If I do decide to contact them and ask about the possibility of reconsideration I will be contacting the Director of Admissions for the School of Nursing. I've not met her in person, but have heard from many that she has also been willing to listen and meet with candidates readily. The only reason I've felt that offering an in-person meeting would be beneficial is that it would give a chance to emphasize that over the past two years I've done everything I could to commit to this career goal. If I am not successful, I also believe it would be helpful to receive any feedback that could potentially strengthen my application if I decide to apply next cycle. They receive 650 apps and take between 140-150 applicants each cycle.
posted by Asherah at 4:35 PM on December 9, 2007


Come and ask over here. My first reaction is that it is a hell of a long shot.
posted by LarryC at 5:06 PM on December 9, 2007


If you do appeal and are accepted - be grateful they accepted you! If you appeal and are still not accepted - what have you lost?? Can't hurt to try!
posted by s77v at 10:35 PM on December 9, 2007


4cheesemac- I've never been DGS but did serve on grad admissions, and we did and do reconsider rejections. Sometimes not enough people admitted in a cohort accept our offers, and sometimes a rejected applicant comes back and says that they got (let's say) a 4-year doctoral SSHRC, which takes the funding effort out of our hands. Unfortunately (or fortunately depending on your experience), these things do matter. posted by ethnomethodologist at 4:01 PM on December 9

I'm sure it happens, and in the rare instance where any of the many grad admissions committees I've served on did reject someone who later won an NSF or a Ford or similar full ride fellowship, I have seen applicants reconsidered (since the fellowship means little or no cost to the admitting department, and is prestigious for the department as well as the student).

But the odds that an admissions committee would consider a petition from an applicant who had been rejected on objective grounds already, and not just be annoyed by it? I think they are slim to none in the arts and sciences universe I dwell in.
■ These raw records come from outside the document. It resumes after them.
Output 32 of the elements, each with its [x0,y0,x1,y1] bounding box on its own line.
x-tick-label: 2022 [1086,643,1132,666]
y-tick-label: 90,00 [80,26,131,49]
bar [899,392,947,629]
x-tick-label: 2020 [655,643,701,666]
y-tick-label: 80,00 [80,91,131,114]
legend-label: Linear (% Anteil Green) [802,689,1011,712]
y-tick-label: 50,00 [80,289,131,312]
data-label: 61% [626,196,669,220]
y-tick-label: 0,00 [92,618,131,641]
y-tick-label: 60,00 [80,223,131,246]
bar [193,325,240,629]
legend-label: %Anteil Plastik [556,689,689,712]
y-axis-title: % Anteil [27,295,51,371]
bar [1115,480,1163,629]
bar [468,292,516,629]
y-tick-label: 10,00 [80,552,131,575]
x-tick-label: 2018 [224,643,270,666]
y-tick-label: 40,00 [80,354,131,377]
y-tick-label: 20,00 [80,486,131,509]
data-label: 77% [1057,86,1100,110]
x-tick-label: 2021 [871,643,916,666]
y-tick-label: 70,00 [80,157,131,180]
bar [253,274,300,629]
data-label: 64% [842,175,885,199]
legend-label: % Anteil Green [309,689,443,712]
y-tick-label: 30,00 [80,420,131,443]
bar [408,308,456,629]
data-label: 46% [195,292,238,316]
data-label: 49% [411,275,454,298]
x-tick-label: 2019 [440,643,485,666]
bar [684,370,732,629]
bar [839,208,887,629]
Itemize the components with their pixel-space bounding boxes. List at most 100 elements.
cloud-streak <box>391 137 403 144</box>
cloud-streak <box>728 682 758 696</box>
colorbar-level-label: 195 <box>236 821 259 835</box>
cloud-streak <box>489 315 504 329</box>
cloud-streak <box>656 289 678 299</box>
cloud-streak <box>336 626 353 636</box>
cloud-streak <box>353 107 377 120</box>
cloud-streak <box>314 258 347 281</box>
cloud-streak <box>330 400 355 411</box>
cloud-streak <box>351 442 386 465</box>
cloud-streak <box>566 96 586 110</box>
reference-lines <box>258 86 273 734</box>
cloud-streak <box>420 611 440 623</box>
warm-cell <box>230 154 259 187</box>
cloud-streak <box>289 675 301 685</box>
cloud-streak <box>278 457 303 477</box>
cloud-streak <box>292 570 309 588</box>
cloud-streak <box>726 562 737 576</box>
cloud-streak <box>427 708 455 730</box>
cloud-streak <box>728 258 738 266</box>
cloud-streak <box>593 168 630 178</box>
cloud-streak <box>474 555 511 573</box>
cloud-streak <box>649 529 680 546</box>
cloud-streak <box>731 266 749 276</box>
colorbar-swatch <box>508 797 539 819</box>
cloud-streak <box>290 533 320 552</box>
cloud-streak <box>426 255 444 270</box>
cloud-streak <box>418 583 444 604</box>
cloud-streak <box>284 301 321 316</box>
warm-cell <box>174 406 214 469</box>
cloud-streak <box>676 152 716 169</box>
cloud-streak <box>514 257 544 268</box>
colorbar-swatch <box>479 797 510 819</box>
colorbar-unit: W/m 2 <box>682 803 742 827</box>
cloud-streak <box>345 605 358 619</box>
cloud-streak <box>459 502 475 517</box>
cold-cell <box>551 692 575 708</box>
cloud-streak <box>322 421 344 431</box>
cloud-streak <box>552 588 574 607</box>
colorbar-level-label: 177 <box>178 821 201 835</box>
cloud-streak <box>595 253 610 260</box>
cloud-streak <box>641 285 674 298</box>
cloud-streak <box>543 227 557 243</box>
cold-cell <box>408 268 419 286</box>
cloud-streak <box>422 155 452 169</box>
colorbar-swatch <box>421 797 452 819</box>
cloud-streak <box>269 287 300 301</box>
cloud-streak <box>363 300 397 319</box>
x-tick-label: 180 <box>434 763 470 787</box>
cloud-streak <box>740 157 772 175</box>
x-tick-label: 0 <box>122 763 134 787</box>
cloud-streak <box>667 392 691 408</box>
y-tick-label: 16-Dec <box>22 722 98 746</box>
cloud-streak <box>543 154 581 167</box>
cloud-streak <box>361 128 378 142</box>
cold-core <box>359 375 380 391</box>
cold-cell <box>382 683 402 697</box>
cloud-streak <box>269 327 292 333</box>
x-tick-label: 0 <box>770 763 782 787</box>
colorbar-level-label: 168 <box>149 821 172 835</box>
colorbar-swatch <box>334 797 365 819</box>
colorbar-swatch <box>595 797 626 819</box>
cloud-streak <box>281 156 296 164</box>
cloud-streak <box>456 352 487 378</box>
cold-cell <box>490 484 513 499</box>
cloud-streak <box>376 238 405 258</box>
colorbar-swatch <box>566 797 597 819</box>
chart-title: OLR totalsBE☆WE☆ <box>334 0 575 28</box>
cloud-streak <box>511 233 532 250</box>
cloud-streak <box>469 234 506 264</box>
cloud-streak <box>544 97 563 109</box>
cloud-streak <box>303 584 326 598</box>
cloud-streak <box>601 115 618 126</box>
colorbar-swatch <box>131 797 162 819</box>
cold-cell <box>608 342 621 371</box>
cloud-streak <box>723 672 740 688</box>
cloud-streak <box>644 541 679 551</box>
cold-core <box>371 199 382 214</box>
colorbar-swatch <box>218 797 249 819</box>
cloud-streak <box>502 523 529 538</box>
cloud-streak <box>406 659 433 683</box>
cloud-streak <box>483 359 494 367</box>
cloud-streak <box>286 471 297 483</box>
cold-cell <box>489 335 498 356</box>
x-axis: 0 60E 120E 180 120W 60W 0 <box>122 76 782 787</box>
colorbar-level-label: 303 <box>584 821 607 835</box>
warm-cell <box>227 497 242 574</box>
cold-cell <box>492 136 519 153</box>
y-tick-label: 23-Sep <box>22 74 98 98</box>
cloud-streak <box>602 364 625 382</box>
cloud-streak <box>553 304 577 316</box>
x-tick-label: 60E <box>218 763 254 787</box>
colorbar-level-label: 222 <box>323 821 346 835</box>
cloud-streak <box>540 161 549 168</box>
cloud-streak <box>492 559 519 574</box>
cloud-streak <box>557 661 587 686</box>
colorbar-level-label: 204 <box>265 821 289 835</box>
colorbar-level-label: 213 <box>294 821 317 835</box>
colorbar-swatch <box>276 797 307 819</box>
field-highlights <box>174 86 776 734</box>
Maybe it's different in nursing school, about which I know little.
posted by fourcheesemac at 5:56 AM on December 10, 2007


Best answer: Update: I petitioned for reconsideration, and wrote a very sincere and detailed letter explaining some academic missteps that I had undertaken, which as I correctly guessed, were the reason for the committee's ambivelence. I was informed that my decision was amended based on this information and I have been accepted to the program.

Just wanted to update that it can be done successfully!
posted by Asherah at 12:28 PM on February 14, 2008


Congratulations - that's great news. Good luck with the program!